John, a consultant anaesthetist at Craigavon Area Hospital, campaigned for a dedicated helicopter emergency medical service, and Dr Acheson said that he "struggled at times because doors were not being opened".

"If anything good comes out of John's death, hopefully it will be that there are lives saved," she added. "In some ways, this is much bigger than John. His death has brought this into the spotlight in a way I don't think it would have been otherwise. That's a positive I have to take."

The award, sponsored by Greenlight Television, will be announced at tomorrow night's Cornmarket Bike Awards - the Oscars of motorcycle racing.

It was handed over in advance as Dr Acheson will be attending the John Hinds Trauma Lecture by Dr Brian Burns from the Sydney Helicopter Emergency Medical Service at Belfast's Titanic Centre on the same day.

The presentation was made by Ballyclare road racer Jamie Hamilton, who was airlifted after a crash at the Manx TT last year and was one of the many racers who John helped.

"I had a personal coming together with John last year when I had a crash at Skerries," Jamie said. "He helped me and even the after-support he gave me following the crash meant a lot. As for the helicopter fund that John was dealing with, I had a helicopter at the TT last year. It saved me, and that's why it means a lot to me."

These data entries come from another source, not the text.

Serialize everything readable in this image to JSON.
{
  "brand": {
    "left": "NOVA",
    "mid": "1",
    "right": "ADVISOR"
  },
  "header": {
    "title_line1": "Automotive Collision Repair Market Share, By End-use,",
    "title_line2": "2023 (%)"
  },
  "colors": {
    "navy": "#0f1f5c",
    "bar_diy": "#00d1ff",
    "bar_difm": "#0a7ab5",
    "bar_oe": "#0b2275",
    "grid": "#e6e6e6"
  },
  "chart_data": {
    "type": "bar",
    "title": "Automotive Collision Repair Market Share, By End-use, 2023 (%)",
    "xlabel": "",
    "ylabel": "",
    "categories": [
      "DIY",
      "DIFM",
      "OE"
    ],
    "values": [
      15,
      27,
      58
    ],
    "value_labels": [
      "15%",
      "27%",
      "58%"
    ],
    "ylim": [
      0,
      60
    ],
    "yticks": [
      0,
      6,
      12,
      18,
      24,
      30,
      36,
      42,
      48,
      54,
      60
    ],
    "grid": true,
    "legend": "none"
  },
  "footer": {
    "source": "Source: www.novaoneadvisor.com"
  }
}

Dr Acheson told how the trophy would take "pride of place on our mantelpiece at home".

"My wish is that John was here to receive this, but I am proud and honoured to accept it on his behalf," she said. "John did love saving lives and limbs, and it gave him fulfilment in his medical career, but as an avid motorcycling fan he always said he had the best seat in the house. I'm sure the motorcycling fraternity will always be behind the medical team of the MCUI (the Motorcycle Union of Ireland). I think this award is as much theirs as it is John's."

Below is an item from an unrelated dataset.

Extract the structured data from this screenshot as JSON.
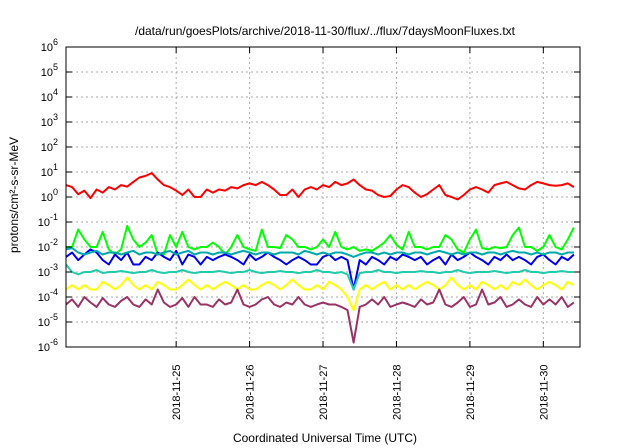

Northern Ireland is the only region in the UK or Ireland without an emergency medial helicopter, though there are hopes one will be in place in time for this year's North West 200.

A public consultation on the viability of such a service has just finished. More than 65,000 signatures have been added to a petition in support of it. Cost of the service is £2.38m, with annual running costs of £1.8m.

In September Health Minister Simon Hamilton said he was committed to the idea.

"I believe the time is right to transform our trauma services, with the debate on the need for a helicopter emergency medical service providing the opportunity for this," said Mr Hamilton.

The minister said he hoped a "robust and recurrent charitable funding contribution" could be secured to help finance the service.